Opinion
07-22-00183-CR
07-25-2022
Do not publish.
ORIGINAL PROCEEDING
Before QUINN, C.J., and PARKER and DOSS, JJ.
MEMORANDUM OPINION
PER CURIAM
Anthony Scott Brown (relator) filed his pro se petition for writ of mandamus. Through it, he asks this Court to compel the Honorable Dan Schaap, 47th District Court, to rule on his pro se "Motion in Arrest of Judgment/New Trial." Relator filed that motion on May 18, 2022. We deny the petition as moot.

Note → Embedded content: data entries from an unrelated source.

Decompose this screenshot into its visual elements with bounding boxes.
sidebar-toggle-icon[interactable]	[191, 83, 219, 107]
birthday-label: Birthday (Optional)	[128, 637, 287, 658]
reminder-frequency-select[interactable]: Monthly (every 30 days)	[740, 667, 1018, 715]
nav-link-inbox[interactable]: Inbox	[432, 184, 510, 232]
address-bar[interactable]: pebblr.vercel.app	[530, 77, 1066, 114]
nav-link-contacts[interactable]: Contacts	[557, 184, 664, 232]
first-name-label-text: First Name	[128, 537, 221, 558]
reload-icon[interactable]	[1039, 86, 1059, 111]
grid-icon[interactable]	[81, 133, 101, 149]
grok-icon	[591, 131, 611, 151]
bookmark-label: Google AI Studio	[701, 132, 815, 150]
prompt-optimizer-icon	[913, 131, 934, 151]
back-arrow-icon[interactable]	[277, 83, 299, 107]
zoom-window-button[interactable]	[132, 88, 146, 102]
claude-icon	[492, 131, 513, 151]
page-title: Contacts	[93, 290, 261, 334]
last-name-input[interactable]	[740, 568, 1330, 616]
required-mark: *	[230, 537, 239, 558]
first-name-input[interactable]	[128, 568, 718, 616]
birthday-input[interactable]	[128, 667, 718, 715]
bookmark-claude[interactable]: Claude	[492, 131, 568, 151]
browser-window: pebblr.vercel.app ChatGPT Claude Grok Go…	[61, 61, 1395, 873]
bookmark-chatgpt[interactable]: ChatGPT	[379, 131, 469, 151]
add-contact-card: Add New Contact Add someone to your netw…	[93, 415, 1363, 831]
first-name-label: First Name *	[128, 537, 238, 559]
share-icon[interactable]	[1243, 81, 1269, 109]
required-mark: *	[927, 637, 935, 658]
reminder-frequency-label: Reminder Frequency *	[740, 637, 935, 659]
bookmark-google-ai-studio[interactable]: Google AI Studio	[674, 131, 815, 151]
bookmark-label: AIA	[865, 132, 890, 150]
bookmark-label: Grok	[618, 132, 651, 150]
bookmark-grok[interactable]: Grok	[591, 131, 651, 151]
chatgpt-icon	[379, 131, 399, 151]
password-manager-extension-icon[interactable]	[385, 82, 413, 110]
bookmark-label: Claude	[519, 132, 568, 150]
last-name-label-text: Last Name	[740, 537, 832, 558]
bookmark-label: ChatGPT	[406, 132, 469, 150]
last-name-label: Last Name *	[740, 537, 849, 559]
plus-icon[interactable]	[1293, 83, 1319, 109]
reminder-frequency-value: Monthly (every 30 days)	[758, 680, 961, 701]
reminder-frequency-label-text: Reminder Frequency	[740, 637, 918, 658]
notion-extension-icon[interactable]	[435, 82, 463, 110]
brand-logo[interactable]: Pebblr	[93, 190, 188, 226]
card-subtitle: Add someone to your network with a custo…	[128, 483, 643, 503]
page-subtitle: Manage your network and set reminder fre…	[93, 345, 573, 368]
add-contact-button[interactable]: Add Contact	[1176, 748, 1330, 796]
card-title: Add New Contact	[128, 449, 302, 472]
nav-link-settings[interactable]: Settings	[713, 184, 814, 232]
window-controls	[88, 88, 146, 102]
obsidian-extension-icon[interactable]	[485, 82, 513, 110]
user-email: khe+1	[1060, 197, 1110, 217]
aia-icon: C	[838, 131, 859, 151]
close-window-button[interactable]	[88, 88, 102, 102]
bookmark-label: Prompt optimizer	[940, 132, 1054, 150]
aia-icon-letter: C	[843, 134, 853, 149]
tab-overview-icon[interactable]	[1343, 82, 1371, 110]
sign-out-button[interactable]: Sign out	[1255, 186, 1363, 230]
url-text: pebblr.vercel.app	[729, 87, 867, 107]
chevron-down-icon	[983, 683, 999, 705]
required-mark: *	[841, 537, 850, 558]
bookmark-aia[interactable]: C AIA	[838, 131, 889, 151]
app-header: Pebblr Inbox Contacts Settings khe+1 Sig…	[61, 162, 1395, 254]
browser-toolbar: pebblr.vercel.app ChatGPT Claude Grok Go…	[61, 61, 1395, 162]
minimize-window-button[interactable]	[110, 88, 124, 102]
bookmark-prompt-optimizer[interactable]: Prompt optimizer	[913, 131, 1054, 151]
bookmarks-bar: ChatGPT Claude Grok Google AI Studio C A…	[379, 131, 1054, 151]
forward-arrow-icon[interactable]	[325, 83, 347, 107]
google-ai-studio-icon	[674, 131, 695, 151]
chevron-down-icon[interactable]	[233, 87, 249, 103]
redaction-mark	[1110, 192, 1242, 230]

The State convicted relator of a first-degree felony, namely possessing with intent to deliver between four and 200 grams of methamphetamine. A seventy-five-year prison sentence followed. Thereafter, the trial court appointed appellate counsel to represent relator on appeal, which counsel then perfected that appeal. Despite having counsel, relator tendered the aforementioned pro se motion in arrest of judgment/new trial.
A motion for new trial is deemed denied by operation of law if the trial court fails to rule upon it within seventy-five days after imposing or suspending sentence in open court. Tex.R.App.P. 21.8(c). The same is true of a motion in arrest of judgment. Tex.R.App.P. 22.4(b). According to the clerk's record filed in relator's appeal, a record of which we take judicial notice, the trial court imposed the sentence on April 14, 2022. June 28 served as the seventy-fifth day from April 14. Thus, appellant's motion to arrest judgment and for new trial was denied by operation of law before he petitioned this Court for a writ of mandamus, that date being July 5, 2022. So, his request for relief is moot. His motion was denied, and there is no need for us to direct the trial court to act upon it. And, we deny the petition for writ of mandamus for that reason.